02.04.2012

PARTEIENDas Computerspiel Politik

Ein Berliner Pirat hat eine politische Idee von seinem Laptop bis in den Bundesrat getragen. Können die Newcomer direkte und repräsentative Demokratie miteinander versöhnen?
Als das Berliner Abgeordnetenhaus über seinen Antrag abstimmt, steht Jan Hemme auf der Besuchertribüne und blickt zufrieden hinab ins Plenum. Man könnte ihn auch für einen Praktikanten halten, der heute mal Landtagsluft schnuppert.

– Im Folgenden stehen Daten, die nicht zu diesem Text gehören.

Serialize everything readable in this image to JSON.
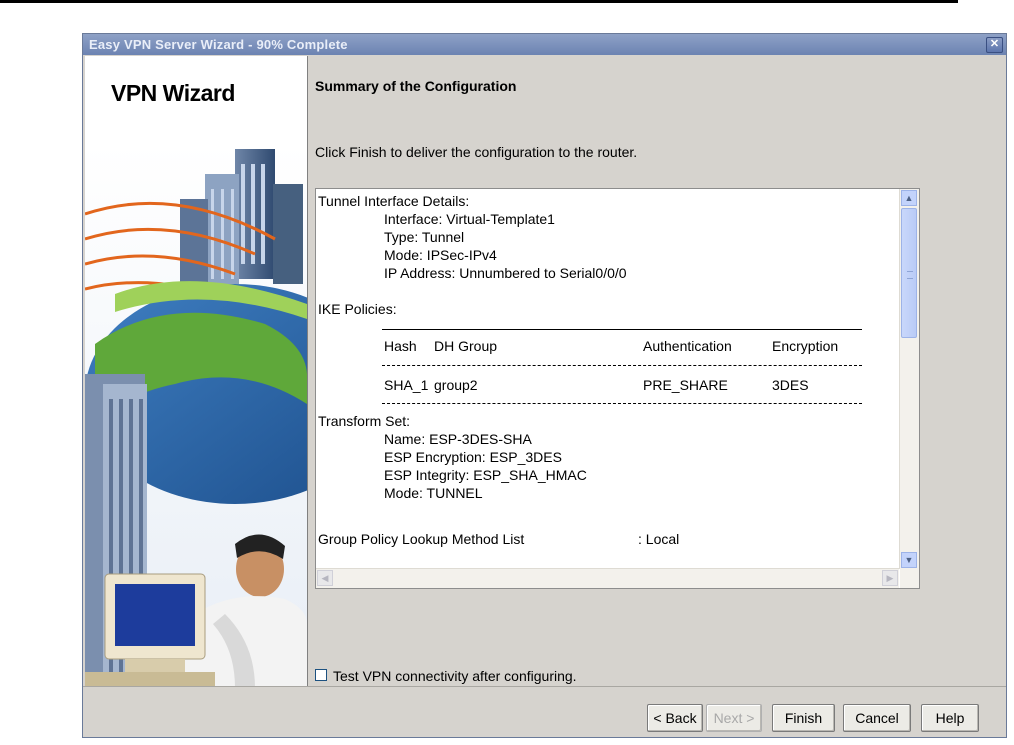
{
  "window": {
    "title": "Easy VPN Server Wizard - 90% Complete",
    "close_glyph": "✕"
  },
  "side": {
    "heading": "VPN Wizard"
  },
  "main": {
    "title": "Summary of the Configuration",
    "instruction": "Click Finish to deliver the configuration to the router."
  },
  "summary": {
    "tunnel_heading": "Tunnel Interface Details:",
    "tunnel_lines": [
      "Interface: Virtual-Template1",
      "Type: Tunnel",
      "Mode: IPSec-IPv4",
      "IP Address: Unnumbered to Serial0/0/0"
    ],
    "ike_heading": "IKE Policies:",
    "ike_columns": [
      "Hash",
      "DH Group",
      "Authentication",
      "Encryption"
    ],
    "ike_row": [
      "SHA_1",
      "group2",
      "PRE_SHARE",
      "3DES"
    ],
    "transform_heading": "Transform Set:",
    "transform_lines": [
      "Name: ESP-3DES-SHA",
      "ESP Encryption: ESP_3DES",
      "ESP Integrity: ESP_SHA_HMAC",
      "Mode: TUNNEL"
    ],
    "group_policy_label": "Group Policy Lookup Method List",
    "group_policy_value": ": Local"
  },
  "options": {
    "test_vpn_label": "Test VPN connectivity after configuring.",
    "test_vpn_checked": false
  },
  "buttons": {
    "back": "< Back",
    "next": "Next >",
    "finish": "Finish",
    "cancel": "Cancel",
    "help": "Help"
  },
  "colors": {
    "titlebar": "#7a8fbe",
    "dialog_bg": "#d6d3ce",
    "scroll_thumb": "#c3d3fb"
  },
  "icons": {
    "close": "close-icon",
    "scroll_up": "chevron-up-icon",
    "scroll_down": "chevron-down-icon",
    "scroll_left": "chevron-left-icon",
    "scroll_right": "chevron-right-icon"
  }
}
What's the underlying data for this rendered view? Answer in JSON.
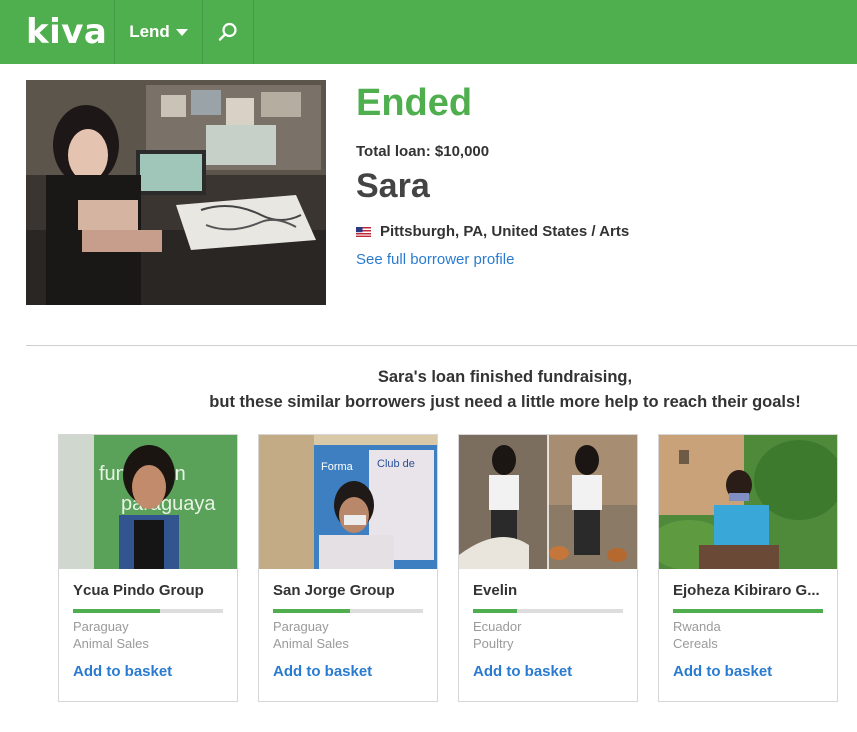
{
  "header": {
    "logo": "kiva",
    "nav_lend": "Lend",
    "brand_color": "#4faf4e"
  },
  "borrower": {
    "status": "Ended",
    "total_loan": "Total loan: $10,000",
    "name": "Sara",
    "location": "Pittsburgh, PA, United States / Arts",
    "profile_link": "See full borrower profile"
  },
  "message": {
    "line1": "Sara's loan finished fundraising,",
    "line2": "but these similar borrowers just need a little more help to reach their goals!"
  },
  "cards": [
    {
      "name": "Ycua Pindo Group",
      "country": "Paraguay",
      "sector": "Animal Sales",
      "progress": 0.58,
      "action": "Add to basket"
    },
    {
      "name": "San Jorge Group",
      "country": "Paraguay",
      "sector": "Animal Sales",
      "progress": 0.51,
      "action": "Add to basket"
    },
    {
      "name": "Evelin",
      "country": "Ecuador",
      "sector": "Poultry",
      "progress": 0.29,
      "action": "Add to basket"
    },
    {
      "name": "Ejoheza Kibiraro G...",
      "country": "Rwanda",
      "sector": "Cereals",
      "progress": 1.0,
      "action": "Add to basket"
    }
  ]
}
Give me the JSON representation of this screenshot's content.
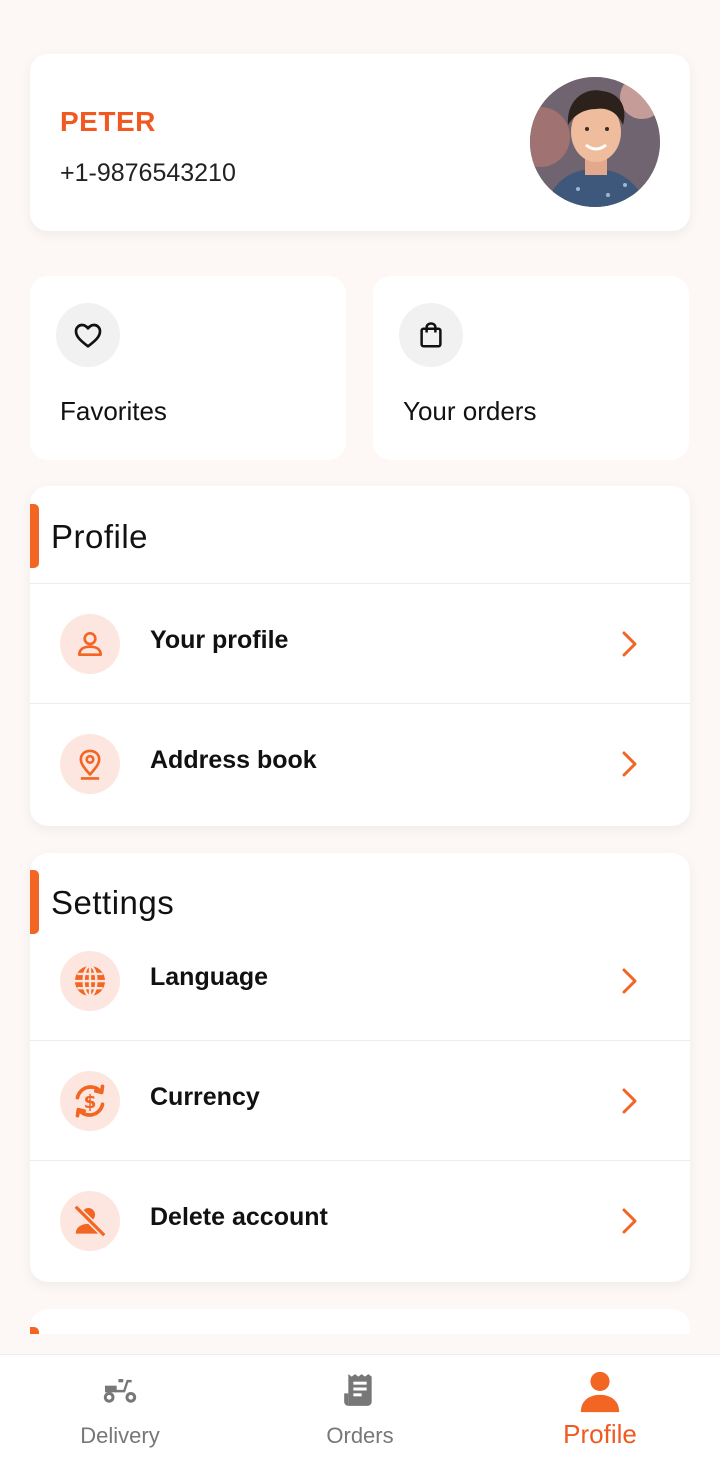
{
  "user": {
    "name": "PETER",
    "phone": "+1-9876543210"
  },
  "quick_tiles": [
    {
      "label": "Favorites",
      "icon": "heart-icon"
    },
    {
      "label": "Your orders",
      "icon": "shopping-bag-icon"
    }
  ],
  "sections": {
    "profile": {
      "title": "Profile",
      "items": [
        {
          "label": "Your profile",
          "icon": "person-icon"
        },
        {
          "label": "Address book",
          "icon": "location-pin-icon"
        }
      ]
    },
    "settings": {
      "title": "Settings",
      "items": [
        {
          "label": "Language",
          "icon": "globe-icon"
        },
        {
          "label": "Currency",
          "icon": "currency-exchange-icon"
        },
        {
          "label": "Delete account",
          "icon": "person-off-icon"
        }
      ]
    }
  },
  "bottom_nav": [
    {
      "label": "Delivery",
      "icon": "scooter-icon",
      "active": false
    },
    {
      "label": "Orders",
      "icon": "receipt-icon",
      "active": false
    },
    {
      "label": "Profile",
      "icon": "person-icon",
      "active": true
    }
  ],
  "colors": {
    "accent": "#f26522",
    "accent_text": "#f05a22",
    "icon_bg": "#fde6e0",
    "page_bg": "#fdf8f6"
  }
}
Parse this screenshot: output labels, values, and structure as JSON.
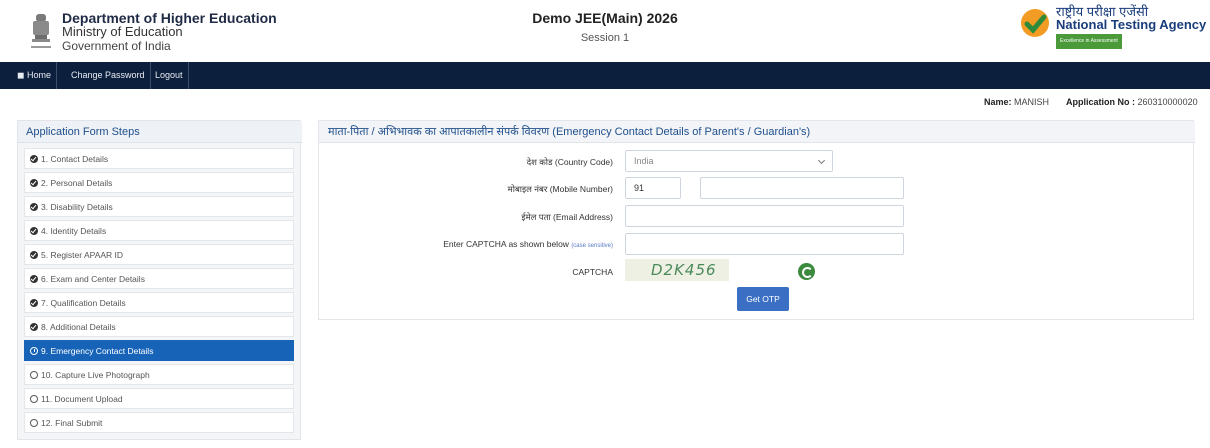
{
  "header": {
    "dept_line1": "Department of Higher Education",
    "dept_line2": "Ministry of Education",
    "dept_line3": "Government of India",
    "exam_title": "Demo JEE(Main) 2026",
    "session": "Session 1",
    "nta_hindi": "राष्ट्रीय परीक्षा एजेंसी",
    "nta_english": "National Testing Agency",
    "nta_tagline": "Excellence in Assessment"
  },
  "nav": {
    "home": "◼ Home",
    "change_password": "Change Password",
    "logout": "Logout"
  },
  "user": {
    "name_label": "Name:",
    "name_value": "MANISH",
    "app_label": "Application No :",
    "app_value": "260310000020"
  },
  "sidebar": {
    "title": "Application Form Steps",
    "steps": [
      {
        "label": "1. Contact Details",
        "status": "done"
      },
      {
        "label": "2. Personal Details",
        "status": "done"
      },
      {
        "label": "3. Disability Details",
        "status": "done"
      },
      {
        "label": "4. Identity Details",
        "status": "done"
      },
      {
        "label": "5. Register APAAR ID",
        "status": "done"
      },
      {
        "label": "6. Exam and Center Details",
        "status": "done"
      },
      {
        "label": "7. Qualification Details",
        "status": "done"
      },
      {
        "label": "8. Additional Details",
        "status": "done"
      },
      {
        "label": "9. Emergency Contact Details",
        "status": "active"
      },
      {
        "label": "10. Capture Live Photograph",
        "status": "pending"
      },
      {
        "label": "11. Document Upload",
        "status": "pending"
      },
      {
        "label": "12. Final Submit",
        "status": "pending"
      }
    ]
  },
  "form": {
    "title": "माता-पिता / अभिभावक का आपातकालीन संपर्क विवरण (Emergency Contact Details of Parent's / Guardian's)",
    "country_label": "देश कोड (Country Code)",
    "country_value": "India",
    "mobile_label": "मोबाइल नंबर (Mobile Number)",
    "mobile_code": "91",
    "mobile_value": "",
    "email_label": "ईमेल पता (Email Address)",
    "email_value": "",
    "captcha_entry_label": "Enter CAPTCHA as shown below",
    "captcha_case_note": "(case sensitive)",
    "captcha_entry_value": "",
    "captcha_label": "CAPTCHA",
    "captcha_text": "D2K456",
    "otp_button": "Get OTP"
  },
  "colors": {
    "navbar": "#0c1f3d",
    "active_step": "#1763b8",
    "title_blue": "#1f4f8b",
    "button": "#3a6fc4"
  }
}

Hemme, 34, hat kein Mandat, aber eine Mission. Er will den Datenschutz stärken und die EU dazu bringen, ihre Politik zu ändern. Deshalb hat er zu Hause am Küchentisch an seinem Laptop einen Antrag für das Abgeordnetenhaus entworfen, dann hat er seine Piraten-Freunde im Internet überzeugt und schließlich die Berliner Piraten-Fraktion. Soeben hat er erfahren, dass auch SPD und CDU seinen Antrag unterstützen, wenn auch leicht abgeändert. "Macht nichts", sagt Hemme und grinst. "Kopieren ist bei Piraten ja bekanntlich erlaubt." Am 22. März gegen 21 Uhr stimmt das Abgeordnetenhaus der Drucksache 17/0226 mit großer Mehrheit zu.
Vom Laptop in die Volksvertretung: Was Hemme in der Hauptstadt gelang, könnte bald bundesweit die eingespielten demokratischen Prozesse durcheinanderbringen. Verwirrt beobachteten bislang nur Berliner Landespolitiker den Stil ihrer neuen Kollegen. Jetzt beginnt auch im Saarbrücker Landtag das Piraten-Experiment, Kiel und Düsseldorf könnten im Mai folgen - und im kommenden Jahr vielleicht sogar der Bundestag.
Eine Generation, die im Internet sozialisiert wurde, zieht in die Parlamente ein und überträgt ihre digitalen Verhaltensmuster in die Politik. Gesetzgebung funktioniert für Piraten wie ein Computerspiel. Eine Armee einfacher Parteimitglieder entwirft in diesem Szenario einen Schlachtplan, den Abgeordnete exekutieren; entsprechend verspielt bis chaotisch wirkt derart ferngesteuerte Politik.
Während in anderen Parteien politische Ideen den Ortsverein nicht verlassen und der Bundesvorstand die Richtung vorgibt, läuft es bei den Piraten genau andersherum: Bottom-up statt Top-down heißt der Politikansatz in ihrer Szene. Wenn nötig, ist die Basis binnen weniger Stunden über das Internet mobilisiert, die Willensbildung findet sofort statt - Abstimmung per Enter-Taste.
Was das Parteivolk bei Abstimmungen im Programm "Liquid Feedback" für gut befindet, sollen die Abgeordneten berücksichtigen. Direkte und repräsentative Demokratie stoßen aufeinander, und noch ist nicht klar, ob und wie das gelingen kann. Mit dem Einzug in weitere Parlamente steht den Piraten ein Machtkampf bevor, denn das Selbstbewusstsein der Basis verträgt sich nicht zwingend mit der Freiheit des Abgeordnetenmandats.
Jan Hemme wirkt ein bisschen wie ein junger Karl-Theodor zu Guttenberg. Seine Haare sind gegelt, er trägt Hemden und Jackett und legt Wert darauf, gesiezt zu werden; für Piraten sind das eher ungewöhnliche Marotten.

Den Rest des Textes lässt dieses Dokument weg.